When your apartment building is sold, your lease transfers to the new owner. The new landlord must honor your existing lease terms — they can't raise your rent, change the rules, or evict you just because they bought the building. For Section 8 tenants, the HAP contract also transfers, meaning the new owner must continue accepting your voucher through the end of your lease.
Your Lease Survives the Sale
This is the most important thing to know: your lease is a contract that's tied to the property, not to the person who owns it. When ownership transfers, the new landlord steps into the shoes of the old landlord. Every term, condition, and obligation in your lease carries over.
The new owner must honor: your rent amount through the lease term, your security deposit (they're now responsible for returning it), any promises or agreements in the lease, and the remaining lease duration.
What the New Owner Can Do
After your current lease expires, the new owner can offer a new lease with different terms — potentially higher rent, different rules, or no renewal. In month-to-month situations, they can give proper notice to change terms or end the tenancy.
Enforce existing lease terms. If you're violating your current lease, the new owner can take the same actions the old owner could have.
Sell again. The property can change hands multiple times and your lease still survives.
What the New Owner Cannot Do
Raise rent mid-lease. Your lease locks in the rent amount. They must wait until lease renewal.
Evict you to renovate (usually). In most states, buying a building doesn't give the owner the right to evict existing tenants without cause. Some states allow "owner move-in" evictions or substantial renovation evictions, but these have strict requirements.
Change your lease terms unilaterally. Any changes require your agreement or must wait until lease renewal.

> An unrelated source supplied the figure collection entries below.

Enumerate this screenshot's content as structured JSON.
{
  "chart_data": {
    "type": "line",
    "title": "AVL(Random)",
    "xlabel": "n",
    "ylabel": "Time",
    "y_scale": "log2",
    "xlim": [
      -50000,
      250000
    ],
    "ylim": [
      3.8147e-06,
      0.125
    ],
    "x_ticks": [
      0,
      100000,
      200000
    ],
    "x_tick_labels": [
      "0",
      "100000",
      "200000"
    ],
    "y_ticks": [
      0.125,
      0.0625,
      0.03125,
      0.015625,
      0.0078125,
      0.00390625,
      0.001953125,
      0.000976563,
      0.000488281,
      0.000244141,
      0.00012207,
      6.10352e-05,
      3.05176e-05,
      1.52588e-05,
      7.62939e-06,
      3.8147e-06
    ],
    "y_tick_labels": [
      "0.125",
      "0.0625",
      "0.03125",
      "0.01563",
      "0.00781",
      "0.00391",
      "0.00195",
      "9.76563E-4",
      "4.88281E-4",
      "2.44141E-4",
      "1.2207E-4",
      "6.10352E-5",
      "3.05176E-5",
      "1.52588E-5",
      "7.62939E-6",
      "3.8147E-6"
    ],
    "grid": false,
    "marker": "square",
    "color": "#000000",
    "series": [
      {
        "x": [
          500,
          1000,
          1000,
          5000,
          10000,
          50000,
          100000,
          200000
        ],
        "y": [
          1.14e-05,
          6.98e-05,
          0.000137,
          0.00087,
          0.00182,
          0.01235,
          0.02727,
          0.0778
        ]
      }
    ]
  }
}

Refuse to return your deposit. The new owner is responsible for your security deposit, even if the old owner didn't properly transfer it. This is the new owner's problem to sort out with the seller.
Special Rules for Section 8 Tenants
If you have a Section 8 voucher, the Housing Assistance Payment (HAP) contract between your PHA and the landlord transfers with the property. The new owner must accept the voucher payments through the end of the HAP contract (which typically aligns with your lease).
At renewal time, the new owner can choose not to renew the HAP contract — they can decide they no longer want to participate in the program. If this happens, you keep your voucher and can use it to find a new apartment. Your PHA should give you time to search.
Some new owners actually prefer Section 8 tenants because the rent payments are guaranteed by the government. Don't assume the worst — many sales result in no changes at all.
Rent-Controlled and Rent-Stabilized Apartments
If you live in a rent-controlled or rent-stabilized apartment, those protections survive the sale. The new owner must comply with the rent regulation laws regardless of what they paid for the building or what their business plan is.
If the New Owner Tries to Push You Out
Document everything. Aggressive behavior, threats, service disruptions, harassment — write it all down with dates and details.
Don't sign anything you don't understand. New owners sometimes offer buyouts or present documents that waive your rights. Have a lawyer review anything before signing.
Contact legal aid. If you're being pressured to leave, contact your local legal aid office. Many have tenant defense programs specifically for situations involving building sales.
Report to your PHA. If you're on Section 8 and the new owner is creating problems, inform your caseworker immediately.